Uno sfruttamento vergognoso assecondato da anni di “mutismo e rassegnazione” (di comodo, non di certo eredità della naja...).
Ha almeno pagato? Tutt'altro! I presunti “beneficiari” sono stati spazzati via. Perfino quelli che avevano i loro “feudi”, i cosiddetti “collegi blindati”...
Perché è accaduto? Da giornalista ingenuo ritengo semplicemente perché non si è rispettata la Verità. Si è millantata una volontà di diffondere una “cultura militare” e poi si è censurato tutto.
Il vertice attuale, il ministro della Difesa Trenta, potrebbe sbloccare il quasi azzeramento della libera informazione a partire dai teatri operativi?
I reporter sono necessari sia per informare il popolo, sia per mostrare come vengono spesi i soldi dei contribuenti. Giornalisti specializzati possono rilevare dettagli, talvolta vitali, che sono sfuggiti, magari per assuefazione, ai militari che stanziano da mesi in loco e fornire analisi o comunque contributi importanti.
Lo sblocco sarebbe dunque auspicabile, ma a cosa servirebbe interrompere un trend che ha visto i giornalisti embedded passare dai 261 del 2006 ai 46 del 2016 se poi nemmeno un capo di stato maggiore di una forza armata è libero di rispondere ad una domanda senza il preventivo controllo e benestare – politico – del ministero.
Sulla Comunicazione in generale c'è da fare un enorme lavoro. Per cominciare smetterla di fare distinzione fra stampa “benevola” e “nemica” bensì, al limite, fra stampa specializzata e generalista. Non per cattiveria, ma per onestà nei confronti del pubblico. Questo per non parlare della comprensione della differenza fra “informazione” e “propaganda”.
Un giornalista è l'interfaccia con i cittadini, “i nostri datori di lavoro” per usare termini cari ai 5 Stelle.
Esiste poi un aspetto “particolare” del mondo militare nazionale: se ai tempi di Napoleone “ogni soldato francese portava nella sua giberna il bastone di maresciallo (grado superiore a quello di generale, non di sergente maggiore..., nda)” oggi la carriera, salvo sporadiche eccezioni, si fa evitando errori, rimanendo nel grigio, senza “cappelle”.
Siamo eredi di uomini che nella Storia hanno realizzato miracoli in imprese apparentemente impossibili.
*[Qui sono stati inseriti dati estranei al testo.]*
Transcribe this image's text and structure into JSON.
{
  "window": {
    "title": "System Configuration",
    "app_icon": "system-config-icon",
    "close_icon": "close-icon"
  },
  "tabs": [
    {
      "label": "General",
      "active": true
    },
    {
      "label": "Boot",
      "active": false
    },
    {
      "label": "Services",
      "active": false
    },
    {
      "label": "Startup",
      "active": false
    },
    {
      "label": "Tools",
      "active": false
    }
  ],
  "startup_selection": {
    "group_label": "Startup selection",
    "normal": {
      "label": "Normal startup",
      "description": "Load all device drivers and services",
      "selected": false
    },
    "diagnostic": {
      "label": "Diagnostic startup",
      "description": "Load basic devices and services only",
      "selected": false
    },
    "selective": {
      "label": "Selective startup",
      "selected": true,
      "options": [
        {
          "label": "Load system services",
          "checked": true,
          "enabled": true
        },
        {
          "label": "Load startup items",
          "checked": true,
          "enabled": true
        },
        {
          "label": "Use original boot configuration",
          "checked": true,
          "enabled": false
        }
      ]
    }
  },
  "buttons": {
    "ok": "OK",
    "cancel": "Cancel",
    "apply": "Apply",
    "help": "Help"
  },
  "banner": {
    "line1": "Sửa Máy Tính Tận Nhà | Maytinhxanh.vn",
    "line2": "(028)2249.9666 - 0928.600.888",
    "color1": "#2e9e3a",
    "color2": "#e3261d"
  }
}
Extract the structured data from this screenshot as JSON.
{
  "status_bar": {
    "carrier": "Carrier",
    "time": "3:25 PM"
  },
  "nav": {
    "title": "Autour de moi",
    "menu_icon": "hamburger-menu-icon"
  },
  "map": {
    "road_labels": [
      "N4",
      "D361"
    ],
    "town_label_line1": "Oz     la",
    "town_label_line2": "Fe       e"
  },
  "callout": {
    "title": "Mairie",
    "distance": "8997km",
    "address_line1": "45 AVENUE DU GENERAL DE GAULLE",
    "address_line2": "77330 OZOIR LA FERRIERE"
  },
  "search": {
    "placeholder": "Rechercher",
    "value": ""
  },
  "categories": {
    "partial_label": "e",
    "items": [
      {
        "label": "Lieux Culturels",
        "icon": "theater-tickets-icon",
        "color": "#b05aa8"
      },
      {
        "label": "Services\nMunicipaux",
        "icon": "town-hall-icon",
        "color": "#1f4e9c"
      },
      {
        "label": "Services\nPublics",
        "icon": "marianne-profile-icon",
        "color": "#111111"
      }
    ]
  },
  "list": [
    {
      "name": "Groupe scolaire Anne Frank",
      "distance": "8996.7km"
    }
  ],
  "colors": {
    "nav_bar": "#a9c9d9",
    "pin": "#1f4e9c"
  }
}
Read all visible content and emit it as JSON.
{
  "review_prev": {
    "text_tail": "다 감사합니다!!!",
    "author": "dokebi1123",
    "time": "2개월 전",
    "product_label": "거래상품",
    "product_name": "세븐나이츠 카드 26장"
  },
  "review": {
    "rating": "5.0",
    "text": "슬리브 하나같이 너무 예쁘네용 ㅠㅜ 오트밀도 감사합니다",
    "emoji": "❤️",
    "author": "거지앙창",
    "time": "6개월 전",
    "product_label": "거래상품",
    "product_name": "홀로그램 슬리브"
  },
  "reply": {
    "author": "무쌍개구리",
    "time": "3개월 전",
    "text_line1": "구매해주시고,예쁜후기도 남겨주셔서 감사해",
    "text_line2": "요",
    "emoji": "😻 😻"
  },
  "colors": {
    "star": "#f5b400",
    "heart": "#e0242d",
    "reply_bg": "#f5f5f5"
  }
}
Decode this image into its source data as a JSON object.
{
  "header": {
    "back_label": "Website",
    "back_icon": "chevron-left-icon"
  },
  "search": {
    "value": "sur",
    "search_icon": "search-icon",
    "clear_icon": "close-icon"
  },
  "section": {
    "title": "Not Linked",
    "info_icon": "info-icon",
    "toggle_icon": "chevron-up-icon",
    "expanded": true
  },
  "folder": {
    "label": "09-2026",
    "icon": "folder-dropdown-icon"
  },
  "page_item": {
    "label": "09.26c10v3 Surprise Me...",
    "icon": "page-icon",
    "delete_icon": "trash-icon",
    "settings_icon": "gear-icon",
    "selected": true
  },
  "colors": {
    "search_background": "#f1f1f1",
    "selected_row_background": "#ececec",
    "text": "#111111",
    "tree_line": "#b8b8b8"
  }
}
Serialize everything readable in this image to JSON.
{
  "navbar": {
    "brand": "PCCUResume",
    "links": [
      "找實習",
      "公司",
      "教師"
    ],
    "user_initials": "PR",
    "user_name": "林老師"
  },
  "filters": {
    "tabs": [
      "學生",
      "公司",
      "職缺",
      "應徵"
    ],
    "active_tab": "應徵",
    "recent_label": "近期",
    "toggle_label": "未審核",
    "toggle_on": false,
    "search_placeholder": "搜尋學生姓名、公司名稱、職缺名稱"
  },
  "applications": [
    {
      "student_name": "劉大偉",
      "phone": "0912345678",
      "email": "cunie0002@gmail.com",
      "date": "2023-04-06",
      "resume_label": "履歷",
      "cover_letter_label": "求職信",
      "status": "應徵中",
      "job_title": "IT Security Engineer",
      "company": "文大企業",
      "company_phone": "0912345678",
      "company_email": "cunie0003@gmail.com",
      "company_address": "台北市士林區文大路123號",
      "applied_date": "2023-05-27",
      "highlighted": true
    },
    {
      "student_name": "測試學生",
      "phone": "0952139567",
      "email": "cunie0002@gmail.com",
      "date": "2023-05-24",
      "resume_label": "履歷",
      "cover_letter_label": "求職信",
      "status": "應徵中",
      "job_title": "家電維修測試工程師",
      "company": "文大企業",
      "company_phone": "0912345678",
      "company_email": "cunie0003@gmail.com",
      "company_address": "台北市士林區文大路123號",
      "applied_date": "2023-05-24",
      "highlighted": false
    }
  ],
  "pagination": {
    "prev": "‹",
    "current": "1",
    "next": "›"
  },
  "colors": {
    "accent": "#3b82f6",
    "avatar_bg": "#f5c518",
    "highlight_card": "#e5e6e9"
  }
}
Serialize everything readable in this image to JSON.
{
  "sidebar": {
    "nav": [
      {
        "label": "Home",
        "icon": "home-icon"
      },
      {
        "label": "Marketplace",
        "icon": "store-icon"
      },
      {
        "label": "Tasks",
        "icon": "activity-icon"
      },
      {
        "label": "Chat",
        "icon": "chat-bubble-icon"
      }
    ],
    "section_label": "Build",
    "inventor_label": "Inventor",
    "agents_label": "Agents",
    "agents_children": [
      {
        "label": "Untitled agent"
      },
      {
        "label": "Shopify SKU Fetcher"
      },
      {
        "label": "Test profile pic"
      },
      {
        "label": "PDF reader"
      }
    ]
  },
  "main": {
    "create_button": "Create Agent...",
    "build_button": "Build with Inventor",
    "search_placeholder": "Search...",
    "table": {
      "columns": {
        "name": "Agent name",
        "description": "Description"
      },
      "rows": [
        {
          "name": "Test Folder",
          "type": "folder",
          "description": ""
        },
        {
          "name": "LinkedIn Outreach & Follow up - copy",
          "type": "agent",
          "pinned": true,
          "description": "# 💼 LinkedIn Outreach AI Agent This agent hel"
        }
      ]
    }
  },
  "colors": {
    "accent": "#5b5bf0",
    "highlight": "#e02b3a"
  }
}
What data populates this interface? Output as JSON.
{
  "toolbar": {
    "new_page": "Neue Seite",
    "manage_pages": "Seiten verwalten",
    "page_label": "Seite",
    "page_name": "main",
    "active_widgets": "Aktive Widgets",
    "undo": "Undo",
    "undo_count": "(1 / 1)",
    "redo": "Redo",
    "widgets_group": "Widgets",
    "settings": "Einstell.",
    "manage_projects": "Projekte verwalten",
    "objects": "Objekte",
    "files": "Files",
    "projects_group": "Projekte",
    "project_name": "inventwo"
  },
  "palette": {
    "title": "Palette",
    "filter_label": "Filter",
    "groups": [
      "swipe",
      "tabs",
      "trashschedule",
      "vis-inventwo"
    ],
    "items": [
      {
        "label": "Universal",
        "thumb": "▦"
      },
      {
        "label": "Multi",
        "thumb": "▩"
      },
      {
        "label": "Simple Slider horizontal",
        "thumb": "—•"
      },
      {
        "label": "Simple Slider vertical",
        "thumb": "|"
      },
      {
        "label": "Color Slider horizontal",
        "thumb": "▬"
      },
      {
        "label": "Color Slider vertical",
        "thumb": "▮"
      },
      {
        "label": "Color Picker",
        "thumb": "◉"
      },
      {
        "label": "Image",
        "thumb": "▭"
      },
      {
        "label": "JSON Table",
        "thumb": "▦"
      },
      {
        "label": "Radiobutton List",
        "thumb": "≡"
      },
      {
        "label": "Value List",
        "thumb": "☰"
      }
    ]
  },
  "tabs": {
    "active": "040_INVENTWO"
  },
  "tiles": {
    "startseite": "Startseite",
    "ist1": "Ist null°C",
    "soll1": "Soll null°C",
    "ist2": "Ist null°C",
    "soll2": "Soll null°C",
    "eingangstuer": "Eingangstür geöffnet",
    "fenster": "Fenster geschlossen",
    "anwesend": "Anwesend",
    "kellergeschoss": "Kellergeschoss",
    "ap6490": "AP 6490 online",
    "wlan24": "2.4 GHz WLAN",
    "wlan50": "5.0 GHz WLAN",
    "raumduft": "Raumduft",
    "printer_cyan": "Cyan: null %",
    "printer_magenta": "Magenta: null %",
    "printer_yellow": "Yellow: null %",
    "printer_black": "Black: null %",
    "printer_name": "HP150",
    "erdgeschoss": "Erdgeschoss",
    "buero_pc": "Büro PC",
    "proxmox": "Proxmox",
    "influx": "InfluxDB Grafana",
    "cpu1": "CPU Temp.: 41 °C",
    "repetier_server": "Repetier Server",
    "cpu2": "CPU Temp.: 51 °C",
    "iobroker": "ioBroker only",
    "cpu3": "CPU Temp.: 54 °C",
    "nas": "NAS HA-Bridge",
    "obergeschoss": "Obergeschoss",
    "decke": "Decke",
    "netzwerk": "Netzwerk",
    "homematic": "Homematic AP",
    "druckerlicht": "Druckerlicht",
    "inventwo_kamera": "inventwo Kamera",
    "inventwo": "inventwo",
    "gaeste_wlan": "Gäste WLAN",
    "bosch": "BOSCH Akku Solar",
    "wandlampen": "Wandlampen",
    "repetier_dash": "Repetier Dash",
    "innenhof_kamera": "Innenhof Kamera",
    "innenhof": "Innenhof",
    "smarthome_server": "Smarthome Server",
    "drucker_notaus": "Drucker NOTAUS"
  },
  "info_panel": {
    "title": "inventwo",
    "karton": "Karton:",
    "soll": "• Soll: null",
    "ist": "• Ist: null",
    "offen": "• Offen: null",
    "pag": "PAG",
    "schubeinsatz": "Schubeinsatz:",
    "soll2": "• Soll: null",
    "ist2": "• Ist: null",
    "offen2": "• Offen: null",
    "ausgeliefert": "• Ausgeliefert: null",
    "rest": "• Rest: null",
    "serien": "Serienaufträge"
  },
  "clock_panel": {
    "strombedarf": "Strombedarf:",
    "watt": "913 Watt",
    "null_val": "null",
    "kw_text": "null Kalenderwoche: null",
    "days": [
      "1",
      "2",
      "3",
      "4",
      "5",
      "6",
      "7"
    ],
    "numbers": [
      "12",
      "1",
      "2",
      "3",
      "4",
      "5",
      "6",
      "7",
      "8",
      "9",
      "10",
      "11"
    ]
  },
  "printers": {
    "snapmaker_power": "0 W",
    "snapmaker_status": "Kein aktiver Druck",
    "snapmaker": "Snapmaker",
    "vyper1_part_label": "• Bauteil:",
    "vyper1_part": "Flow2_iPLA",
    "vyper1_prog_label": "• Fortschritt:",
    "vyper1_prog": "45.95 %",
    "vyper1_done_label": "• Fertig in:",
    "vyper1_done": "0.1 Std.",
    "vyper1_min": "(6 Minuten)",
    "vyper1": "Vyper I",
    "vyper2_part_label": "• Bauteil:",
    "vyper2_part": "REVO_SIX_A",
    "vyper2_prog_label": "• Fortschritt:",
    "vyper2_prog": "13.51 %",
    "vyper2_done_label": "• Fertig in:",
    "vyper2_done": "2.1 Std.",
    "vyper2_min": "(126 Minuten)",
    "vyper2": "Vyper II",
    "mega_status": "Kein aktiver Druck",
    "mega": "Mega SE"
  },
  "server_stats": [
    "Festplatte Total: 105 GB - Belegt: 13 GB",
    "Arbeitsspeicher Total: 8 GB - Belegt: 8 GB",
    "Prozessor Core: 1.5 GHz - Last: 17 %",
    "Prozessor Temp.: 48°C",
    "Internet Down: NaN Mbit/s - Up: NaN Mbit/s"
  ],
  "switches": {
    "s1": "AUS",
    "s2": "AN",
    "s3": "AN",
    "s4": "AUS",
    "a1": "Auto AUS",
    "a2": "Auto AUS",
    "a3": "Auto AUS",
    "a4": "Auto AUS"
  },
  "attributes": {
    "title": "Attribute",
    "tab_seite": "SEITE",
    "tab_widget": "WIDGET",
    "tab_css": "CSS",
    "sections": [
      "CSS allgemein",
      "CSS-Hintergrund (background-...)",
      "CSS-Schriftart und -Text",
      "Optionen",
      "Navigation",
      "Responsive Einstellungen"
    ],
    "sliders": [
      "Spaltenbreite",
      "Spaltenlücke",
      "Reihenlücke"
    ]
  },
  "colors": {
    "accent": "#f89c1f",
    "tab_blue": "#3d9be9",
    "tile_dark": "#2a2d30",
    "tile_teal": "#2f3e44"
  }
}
Oggi però un soldato, un carabiniere o un marinaio che cerca di trovare – IN BUONA FEDE – una soluzione con una decisione coraggiosa rischia solo di veder compromessa la propria carriera. Non parliamo di disciplina o di rispetto di direttive, parliamo di modalità di ricerca dei risultati. Non andrebbe incoraggiata l'iniziativa?
Difesa: fine della censura?
Se una testata chiede un'intervista ad un militare, che sia un soldato o un capo di stato maggiore, un dipendente civile o il ministro, passano anni senza nemmeno una risposta formale. E nel caso venga accordata? Di norma si vuole la lista delle domande, arrivando magari a vedersi concedere l'incontro a patto di “filtrare” argomenti.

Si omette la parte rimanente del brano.